1. Eventos históricos e Categorias Teóricas

Quando os filósofos investigam eventos históricos, eles tentam discutir ao mesmo tempo as categorias com as quais os acontecimentos históricos são reconstruídos e descritos. Hoje se compreende a partir da categoria de “totalitarismo” (a ditadura terrorista de apenas um partido político e o culto à personalidade) Stalin e Hitler como duas personificações extremas desta praga, como dois monstros que possuem características tão semelhantes que se pensa neles como dois irmãos gêmeos. Não por menos - como argumentam - ambos se uniram por quase dois anos através de um pacto vergonhoso. De fato, após este pacto, seguiu uma guerra impiedosa, mas dois gêmeos a travaram, mesmo que eles fossem bastante controversos.

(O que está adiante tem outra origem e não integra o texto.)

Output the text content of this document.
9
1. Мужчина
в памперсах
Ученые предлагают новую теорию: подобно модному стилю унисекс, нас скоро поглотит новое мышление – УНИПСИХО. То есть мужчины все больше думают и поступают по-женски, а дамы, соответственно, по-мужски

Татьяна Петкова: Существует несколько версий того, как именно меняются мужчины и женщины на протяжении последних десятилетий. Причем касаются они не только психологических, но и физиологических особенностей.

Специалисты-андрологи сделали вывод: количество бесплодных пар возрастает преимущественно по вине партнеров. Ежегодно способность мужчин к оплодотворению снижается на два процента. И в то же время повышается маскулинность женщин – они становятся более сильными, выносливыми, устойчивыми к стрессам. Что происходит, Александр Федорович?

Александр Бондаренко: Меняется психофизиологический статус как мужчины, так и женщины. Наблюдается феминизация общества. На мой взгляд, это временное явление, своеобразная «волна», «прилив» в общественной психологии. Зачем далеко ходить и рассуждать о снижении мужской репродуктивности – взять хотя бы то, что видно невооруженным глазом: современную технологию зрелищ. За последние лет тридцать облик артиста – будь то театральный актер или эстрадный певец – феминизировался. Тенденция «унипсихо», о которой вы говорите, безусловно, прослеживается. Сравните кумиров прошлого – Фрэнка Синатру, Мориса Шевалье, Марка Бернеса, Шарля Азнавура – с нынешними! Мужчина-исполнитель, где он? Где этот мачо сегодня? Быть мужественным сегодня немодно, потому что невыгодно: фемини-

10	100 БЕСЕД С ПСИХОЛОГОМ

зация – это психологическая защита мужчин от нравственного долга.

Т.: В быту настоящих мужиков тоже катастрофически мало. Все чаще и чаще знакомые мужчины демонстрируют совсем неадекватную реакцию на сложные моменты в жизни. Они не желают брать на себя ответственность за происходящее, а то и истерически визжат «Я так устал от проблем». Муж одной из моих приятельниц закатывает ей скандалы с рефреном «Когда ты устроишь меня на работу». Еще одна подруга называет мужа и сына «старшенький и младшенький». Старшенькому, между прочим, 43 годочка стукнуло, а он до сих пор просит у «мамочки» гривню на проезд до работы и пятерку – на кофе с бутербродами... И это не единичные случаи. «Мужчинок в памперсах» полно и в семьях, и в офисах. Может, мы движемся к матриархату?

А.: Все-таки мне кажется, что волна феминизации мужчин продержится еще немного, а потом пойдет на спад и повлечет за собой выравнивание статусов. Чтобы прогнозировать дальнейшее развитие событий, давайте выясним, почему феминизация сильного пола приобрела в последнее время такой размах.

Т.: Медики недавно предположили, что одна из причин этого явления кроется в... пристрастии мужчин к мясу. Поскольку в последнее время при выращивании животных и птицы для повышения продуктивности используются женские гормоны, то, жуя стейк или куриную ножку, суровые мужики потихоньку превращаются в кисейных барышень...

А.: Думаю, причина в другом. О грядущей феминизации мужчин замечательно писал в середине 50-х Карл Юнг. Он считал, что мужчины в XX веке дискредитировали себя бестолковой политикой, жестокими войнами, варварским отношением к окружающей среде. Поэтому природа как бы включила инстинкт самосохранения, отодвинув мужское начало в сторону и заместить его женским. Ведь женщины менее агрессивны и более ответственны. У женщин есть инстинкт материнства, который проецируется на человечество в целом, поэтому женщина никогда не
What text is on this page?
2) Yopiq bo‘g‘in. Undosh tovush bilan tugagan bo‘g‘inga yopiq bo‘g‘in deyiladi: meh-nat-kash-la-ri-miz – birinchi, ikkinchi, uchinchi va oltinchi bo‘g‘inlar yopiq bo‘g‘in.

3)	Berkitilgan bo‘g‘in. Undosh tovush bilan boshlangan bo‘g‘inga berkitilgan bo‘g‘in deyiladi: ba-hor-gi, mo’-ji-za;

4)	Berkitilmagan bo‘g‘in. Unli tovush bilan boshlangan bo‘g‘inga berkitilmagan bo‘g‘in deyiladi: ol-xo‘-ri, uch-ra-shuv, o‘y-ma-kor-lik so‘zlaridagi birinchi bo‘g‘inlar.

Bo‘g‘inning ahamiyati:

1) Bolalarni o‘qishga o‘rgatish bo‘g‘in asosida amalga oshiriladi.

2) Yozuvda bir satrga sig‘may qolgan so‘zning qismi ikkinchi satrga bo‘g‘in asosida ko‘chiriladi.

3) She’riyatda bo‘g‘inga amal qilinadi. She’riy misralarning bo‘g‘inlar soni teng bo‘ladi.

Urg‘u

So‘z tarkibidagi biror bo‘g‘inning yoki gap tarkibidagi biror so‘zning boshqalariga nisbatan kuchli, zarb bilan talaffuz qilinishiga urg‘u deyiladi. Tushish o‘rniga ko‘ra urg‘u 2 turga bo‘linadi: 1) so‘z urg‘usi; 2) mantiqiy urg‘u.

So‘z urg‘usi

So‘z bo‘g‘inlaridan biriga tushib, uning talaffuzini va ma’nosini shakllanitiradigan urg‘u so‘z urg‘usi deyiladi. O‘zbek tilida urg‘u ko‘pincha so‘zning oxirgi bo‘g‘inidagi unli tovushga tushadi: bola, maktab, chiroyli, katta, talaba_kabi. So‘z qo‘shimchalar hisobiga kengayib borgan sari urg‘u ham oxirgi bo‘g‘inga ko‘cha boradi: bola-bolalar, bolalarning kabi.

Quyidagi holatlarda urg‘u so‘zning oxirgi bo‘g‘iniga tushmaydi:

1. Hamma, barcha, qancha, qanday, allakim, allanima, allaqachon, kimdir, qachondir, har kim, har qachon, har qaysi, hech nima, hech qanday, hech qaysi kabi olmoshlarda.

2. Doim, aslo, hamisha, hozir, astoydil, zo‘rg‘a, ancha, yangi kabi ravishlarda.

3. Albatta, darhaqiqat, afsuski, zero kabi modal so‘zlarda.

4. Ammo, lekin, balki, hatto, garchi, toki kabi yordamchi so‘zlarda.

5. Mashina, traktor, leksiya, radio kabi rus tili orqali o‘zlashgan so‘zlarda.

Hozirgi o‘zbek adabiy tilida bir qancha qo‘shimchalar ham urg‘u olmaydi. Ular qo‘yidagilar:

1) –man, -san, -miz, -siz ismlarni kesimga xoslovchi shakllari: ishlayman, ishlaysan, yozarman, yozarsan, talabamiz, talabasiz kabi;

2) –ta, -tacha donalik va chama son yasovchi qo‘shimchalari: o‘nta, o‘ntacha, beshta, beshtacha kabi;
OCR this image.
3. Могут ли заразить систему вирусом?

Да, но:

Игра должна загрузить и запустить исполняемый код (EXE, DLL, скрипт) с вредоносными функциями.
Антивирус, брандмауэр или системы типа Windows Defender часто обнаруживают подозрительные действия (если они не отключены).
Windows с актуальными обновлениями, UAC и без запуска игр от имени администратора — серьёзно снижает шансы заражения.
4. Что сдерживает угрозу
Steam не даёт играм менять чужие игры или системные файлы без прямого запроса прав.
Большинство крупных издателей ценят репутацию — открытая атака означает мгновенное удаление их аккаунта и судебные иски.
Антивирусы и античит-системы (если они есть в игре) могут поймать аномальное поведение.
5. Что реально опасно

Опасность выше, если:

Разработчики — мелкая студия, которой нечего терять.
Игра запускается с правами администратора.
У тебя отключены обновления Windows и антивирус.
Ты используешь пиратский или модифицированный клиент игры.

É uma conclusão obrigatória? Vamos voltar nossos olhares para a Europa brevemente. Gandhi também se convencia de que Hitler tinha algum tipo de irmão gêmeo. Mas este não era Stalin, que ainda em setembro de 1946, era considerado pelo líder indiano como um “grande homem” à frente de “um grande povo”. Não, o irmão gêmeo de Hitler era na verdade Churchill, ao menos a julgar por duas entrevistas dadas em abril de 1941 e abril de 1946 respectivamente: “Asseguro que na Índia também temos um governo Hitleriano, no entanto um disfarçado que possa ser mais moderado”. E depois: “Hitler foi o pecado da Grã-Bretanha. Hitler foi apenas uma resposta ao imperialismo Britânico”.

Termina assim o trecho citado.